California has hit a speedbump in its efforts to reduce greenhouse gas (GHG) emissions under landmark environmental legislation enacted in 2006 to slow carbon dioxide emissions and their contribution to global warming, concludes a recent report issued by the San Francisco-based nonprofit organization Next 10. It found that while the state has made progress in reducing carbon dioxide emissions relative to economic growth, pollutants from motor vehicles have increased.

“In 2015, total transportation-related GHG emissions rose by 2.7 percent, largely due to an increase of 3.1 percent in emissions from on-road vehicles like cars, trucks and buses,” Next 10 stated in a news release. “This increase seems to be a result of a strong economy and lower gas prices resulting in more vehicles on the road, combined with a housing crisis that has led to longer commutes.”

California’s housing crisis has been building since the 1960s and is a longstanding problem in the Golden State, which has some of the highest housing costs in the United States. High housing costs force people into longer and longer commutes in search of affordable housing in communities increasingly distant from their workplaces since proximity to metro centers tends to positively correlate with higher home and rental prices. No environmental legislation can remedy this fundamental economic reality.

Instead, it requires a shift in thinking away from the Industrial Age model of where and how we live and work – reinforced by automobiles, cheap fuel and multi lane highways built in the latter half of the 20th century that drive GHG emissions – to a new mindset for the information-based socio-economy of the 21st century.

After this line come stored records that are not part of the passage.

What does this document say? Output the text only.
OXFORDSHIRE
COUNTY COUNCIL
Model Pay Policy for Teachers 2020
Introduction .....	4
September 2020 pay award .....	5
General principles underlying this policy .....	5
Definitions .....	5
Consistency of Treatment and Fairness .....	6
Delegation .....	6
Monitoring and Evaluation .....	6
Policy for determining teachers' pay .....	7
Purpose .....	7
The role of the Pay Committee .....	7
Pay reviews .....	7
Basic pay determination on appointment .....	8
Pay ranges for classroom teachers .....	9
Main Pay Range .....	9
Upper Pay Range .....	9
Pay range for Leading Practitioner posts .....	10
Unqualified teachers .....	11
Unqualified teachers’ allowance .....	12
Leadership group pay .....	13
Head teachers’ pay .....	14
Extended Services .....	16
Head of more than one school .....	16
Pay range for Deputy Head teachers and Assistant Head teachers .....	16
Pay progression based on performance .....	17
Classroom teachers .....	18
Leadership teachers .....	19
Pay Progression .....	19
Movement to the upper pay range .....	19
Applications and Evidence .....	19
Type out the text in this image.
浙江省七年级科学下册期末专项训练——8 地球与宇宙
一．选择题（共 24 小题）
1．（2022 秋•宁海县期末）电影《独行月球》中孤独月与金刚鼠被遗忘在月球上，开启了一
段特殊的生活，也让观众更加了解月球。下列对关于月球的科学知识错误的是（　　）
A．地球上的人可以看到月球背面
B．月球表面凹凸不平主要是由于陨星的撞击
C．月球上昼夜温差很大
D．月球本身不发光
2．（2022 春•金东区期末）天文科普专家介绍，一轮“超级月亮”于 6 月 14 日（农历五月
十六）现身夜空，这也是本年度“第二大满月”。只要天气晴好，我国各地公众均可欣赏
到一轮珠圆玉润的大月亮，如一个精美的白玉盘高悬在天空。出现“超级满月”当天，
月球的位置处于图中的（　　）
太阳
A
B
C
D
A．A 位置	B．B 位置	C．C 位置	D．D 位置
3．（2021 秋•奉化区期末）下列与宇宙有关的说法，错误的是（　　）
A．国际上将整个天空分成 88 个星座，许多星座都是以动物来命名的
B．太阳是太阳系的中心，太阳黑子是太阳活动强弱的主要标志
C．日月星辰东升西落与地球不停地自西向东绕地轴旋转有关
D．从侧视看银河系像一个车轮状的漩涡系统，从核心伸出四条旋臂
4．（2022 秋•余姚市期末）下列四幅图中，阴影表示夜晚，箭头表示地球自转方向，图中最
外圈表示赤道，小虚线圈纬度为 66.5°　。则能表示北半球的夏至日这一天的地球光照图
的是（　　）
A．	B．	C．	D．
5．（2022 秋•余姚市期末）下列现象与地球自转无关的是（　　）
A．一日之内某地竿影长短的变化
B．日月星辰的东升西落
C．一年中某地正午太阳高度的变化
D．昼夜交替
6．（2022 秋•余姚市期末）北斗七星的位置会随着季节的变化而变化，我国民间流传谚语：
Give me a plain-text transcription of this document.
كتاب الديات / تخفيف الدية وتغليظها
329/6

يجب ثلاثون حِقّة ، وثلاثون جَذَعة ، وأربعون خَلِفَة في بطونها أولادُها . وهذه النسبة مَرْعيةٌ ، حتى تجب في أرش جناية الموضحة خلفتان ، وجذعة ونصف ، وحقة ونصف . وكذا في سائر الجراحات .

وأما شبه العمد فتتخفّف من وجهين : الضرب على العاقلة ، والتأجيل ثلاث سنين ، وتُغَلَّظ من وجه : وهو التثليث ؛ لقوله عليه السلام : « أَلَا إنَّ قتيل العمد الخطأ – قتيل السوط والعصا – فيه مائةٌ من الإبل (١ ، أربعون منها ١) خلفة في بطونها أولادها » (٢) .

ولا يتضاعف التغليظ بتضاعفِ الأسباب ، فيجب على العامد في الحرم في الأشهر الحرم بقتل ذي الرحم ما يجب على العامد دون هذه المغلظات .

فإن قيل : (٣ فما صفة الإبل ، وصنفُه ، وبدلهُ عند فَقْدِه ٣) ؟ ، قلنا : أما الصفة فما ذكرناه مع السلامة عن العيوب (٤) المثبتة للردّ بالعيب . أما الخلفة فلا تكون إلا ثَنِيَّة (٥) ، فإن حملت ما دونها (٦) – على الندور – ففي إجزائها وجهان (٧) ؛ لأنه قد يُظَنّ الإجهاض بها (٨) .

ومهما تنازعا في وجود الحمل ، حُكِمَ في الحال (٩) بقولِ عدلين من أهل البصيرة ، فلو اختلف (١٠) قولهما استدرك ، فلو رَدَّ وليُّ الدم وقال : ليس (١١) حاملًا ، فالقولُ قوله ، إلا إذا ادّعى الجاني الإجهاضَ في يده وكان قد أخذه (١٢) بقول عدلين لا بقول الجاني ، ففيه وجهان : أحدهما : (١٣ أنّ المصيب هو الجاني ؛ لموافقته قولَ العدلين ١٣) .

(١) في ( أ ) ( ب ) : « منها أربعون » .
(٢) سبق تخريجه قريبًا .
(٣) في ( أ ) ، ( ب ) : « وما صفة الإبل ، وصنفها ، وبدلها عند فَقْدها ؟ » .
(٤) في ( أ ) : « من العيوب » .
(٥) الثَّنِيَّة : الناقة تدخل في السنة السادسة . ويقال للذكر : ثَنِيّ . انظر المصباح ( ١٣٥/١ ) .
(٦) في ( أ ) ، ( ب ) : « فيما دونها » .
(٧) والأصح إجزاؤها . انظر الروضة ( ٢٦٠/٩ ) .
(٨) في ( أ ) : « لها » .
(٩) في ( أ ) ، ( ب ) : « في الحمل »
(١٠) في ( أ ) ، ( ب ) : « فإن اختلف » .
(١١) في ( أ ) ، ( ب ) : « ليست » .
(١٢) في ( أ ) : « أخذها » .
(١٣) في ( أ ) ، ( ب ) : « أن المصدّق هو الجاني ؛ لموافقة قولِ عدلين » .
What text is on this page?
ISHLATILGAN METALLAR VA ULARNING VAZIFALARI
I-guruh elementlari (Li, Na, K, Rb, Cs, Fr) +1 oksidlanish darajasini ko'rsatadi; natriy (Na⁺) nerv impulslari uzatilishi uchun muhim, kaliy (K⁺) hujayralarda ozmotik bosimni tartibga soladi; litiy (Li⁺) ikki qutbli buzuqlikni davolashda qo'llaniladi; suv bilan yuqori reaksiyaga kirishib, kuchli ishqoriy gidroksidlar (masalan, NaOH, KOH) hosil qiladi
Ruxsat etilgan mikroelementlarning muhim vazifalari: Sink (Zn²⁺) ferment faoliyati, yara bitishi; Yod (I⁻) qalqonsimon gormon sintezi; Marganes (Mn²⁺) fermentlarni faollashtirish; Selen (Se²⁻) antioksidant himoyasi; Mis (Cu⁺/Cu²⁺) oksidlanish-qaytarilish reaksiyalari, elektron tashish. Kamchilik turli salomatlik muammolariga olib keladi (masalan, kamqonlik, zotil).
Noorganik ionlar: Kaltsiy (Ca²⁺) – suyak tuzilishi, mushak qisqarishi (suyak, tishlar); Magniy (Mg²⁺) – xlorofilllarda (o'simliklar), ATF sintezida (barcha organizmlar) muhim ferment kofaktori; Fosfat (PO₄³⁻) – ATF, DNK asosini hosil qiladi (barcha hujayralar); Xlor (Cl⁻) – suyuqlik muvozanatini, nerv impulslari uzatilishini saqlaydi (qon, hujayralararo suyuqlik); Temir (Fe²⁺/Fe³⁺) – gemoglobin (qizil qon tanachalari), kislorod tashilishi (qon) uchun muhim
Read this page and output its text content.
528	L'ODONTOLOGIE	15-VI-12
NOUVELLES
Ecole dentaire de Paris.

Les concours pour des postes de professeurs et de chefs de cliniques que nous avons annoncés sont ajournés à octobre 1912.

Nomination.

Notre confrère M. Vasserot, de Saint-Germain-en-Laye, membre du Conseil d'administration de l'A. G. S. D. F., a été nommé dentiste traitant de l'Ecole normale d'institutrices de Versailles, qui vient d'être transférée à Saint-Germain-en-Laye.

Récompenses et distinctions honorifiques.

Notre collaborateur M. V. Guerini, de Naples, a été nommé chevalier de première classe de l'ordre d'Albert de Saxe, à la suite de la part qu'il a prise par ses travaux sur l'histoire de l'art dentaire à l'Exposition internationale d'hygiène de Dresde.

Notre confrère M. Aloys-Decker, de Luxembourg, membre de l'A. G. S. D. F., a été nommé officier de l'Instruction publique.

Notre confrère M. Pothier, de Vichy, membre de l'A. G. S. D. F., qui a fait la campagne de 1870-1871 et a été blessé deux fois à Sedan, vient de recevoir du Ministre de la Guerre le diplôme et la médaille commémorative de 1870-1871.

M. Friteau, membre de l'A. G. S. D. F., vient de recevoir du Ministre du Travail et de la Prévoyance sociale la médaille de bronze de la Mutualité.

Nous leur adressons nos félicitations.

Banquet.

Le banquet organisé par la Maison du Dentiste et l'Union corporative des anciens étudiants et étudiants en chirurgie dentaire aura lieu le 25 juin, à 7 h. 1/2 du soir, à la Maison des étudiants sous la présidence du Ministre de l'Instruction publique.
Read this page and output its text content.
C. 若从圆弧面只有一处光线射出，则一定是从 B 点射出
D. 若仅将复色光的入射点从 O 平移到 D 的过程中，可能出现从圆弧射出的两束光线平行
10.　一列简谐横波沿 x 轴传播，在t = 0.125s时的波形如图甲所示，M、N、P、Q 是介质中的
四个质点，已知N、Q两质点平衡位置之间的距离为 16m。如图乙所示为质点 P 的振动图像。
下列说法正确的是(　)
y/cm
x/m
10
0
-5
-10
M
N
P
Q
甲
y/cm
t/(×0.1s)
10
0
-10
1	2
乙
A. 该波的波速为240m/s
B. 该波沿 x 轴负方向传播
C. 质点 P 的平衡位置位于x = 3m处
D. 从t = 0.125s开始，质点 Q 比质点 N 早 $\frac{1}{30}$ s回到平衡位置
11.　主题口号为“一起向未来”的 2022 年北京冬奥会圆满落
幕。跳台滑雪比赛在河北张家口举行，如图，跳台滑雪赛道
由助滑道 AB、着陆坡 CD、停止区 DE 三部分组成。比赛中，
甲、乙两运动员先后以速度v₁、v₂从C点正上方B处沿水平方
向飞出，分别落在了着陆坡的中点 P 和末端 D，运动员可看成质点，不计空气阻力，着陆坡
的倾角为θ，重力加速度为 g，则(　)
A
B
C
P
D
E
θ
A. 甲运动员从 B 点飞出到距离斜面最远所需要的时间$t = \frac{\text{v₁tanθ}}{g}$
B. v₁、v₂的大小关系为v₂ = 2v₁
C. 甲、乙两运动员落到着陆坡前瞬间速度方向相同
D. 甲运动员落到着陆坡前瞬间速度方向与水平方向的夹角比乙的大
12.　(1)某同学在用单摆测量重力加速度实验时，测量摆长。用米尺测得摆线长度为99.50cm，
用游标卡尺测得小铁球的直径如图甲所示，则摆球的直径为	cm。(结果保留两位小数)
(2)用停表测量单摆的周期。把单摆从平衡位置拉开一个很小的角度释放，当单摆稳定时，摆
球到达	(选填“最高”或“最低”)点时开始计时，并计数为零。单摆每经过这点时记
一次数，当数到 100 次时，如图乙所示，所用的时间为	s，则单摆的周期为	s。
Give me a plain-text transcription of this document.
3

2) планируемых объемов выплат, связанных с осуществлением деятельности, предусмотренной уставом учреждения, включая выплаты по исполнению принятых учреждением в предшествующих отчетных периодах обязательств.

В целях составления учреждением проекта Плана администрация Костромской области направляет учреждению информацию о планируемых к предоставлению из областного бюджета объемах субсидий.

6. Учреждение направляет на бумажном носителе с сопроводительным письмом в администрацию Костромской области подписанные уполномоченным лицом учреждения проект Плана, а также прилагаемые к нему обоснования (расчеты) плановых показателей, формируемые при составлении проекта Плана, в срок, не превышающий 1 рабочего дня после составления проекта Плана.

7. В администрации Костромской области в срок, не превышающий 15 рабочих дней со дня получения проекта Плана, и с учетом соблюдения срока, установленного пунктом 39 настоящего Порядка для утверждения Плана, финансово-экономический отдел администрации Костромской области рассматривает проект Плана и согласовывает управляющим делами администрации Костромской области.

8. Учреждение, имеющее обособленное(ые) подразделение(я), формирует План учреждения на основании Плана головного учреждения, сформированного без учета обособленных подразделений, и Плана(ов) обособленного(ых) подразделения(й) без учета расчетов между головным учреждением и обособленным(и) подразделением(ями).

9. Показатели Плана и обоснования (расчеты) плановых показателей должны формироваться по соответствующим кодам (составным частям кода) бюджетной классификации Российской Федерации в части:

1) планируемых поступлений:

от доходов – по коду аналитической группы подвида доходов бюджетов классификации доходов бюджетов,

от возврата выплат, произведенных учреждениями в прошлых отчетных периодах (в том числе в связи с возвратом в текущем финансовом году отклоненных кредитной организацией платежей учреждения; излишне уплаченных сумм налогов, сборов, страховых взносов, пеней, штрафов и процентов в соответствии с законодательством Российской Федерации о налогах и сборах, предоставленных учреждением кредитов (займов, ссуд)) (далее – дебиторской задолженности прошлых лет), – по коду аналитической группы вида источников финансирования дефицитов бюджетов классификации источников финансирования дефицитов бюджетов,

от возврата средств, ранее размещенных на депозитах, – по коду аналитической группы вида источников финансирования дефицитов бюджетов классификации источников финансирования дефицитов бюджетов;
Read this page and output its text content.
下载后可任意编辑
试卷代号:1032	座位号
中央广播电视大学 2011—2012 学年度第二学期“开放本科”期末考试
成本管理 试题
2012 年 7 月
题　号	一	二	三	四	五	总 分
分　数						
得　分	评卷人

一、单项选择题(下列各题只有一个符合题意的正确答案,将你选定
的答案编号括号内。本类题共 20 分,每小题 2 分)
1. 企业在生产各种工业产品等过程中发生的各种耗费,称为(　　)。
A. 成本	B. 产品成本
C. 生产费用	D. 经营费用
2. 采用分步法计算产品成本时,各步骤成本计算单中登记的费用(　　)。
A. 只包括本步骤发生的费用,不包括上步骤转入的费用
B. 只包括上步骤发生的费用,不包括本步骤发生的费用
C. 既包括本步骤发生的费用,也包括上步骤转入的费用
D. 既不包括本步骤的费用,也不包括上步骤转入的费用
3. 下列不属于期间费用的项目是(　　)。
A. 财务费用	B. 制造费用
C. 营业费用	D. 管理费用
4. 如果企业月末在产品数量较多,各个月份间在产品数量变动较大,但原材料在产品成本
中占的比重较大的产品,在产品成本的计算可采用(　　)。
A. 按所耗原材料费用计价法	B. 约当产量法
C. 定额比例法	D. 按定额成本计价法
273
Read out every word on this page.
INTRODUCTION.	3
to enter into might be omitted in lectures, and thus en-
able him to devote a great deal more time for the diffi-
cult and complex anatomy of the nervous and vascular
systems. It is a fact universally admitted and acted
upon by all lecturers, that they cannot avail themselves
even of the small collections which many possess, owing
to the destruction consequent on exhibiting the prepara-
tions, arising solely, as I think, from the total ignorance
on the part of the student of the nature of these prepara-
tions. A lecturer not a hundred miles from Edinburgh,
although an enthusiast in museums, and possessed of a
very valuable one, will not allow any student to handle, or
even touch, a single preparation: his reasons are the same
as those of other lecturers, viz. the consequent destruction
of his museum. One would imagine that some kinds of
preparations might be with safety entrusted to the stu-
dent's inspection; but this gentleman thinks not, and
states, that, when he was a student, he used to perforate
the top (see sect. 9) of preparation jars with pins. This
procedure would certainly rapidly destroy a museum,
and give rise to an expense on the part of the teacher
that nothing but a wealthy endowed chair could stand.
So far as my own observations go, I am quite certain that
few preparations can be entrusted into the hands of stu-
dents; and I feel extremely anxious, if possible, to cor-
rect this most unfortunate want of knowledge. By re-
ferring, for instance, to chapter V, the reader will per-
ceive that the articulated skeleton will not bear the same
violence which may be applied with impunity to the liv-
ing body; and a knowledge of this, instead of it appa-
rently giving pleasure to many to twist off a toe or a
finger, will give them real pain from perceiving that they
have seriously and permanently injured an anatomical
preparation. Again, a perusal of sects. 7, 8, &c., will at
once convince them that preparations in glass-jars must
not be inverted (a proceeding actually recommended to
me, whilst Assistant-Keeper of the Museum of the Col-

Why? Because many of those commuters are knowledge workers who thanks to advances in information and communications technology (ICT) over the past two decades no longer need to regularly work in a commute-in office located far from their residential communities. The electronic tools they need to do their jobs work just as well in a home office or a community-based satellite office or shared co-working center as they do in a centralized, commute in office. And there are lots of collaboration apps and tools to enable knowledge workers to stay in touch with colleagues and customers. Reducing unnecessary daily commute trips will go a long way toward helping California get back on the road toward meeting its GHG reduction goals.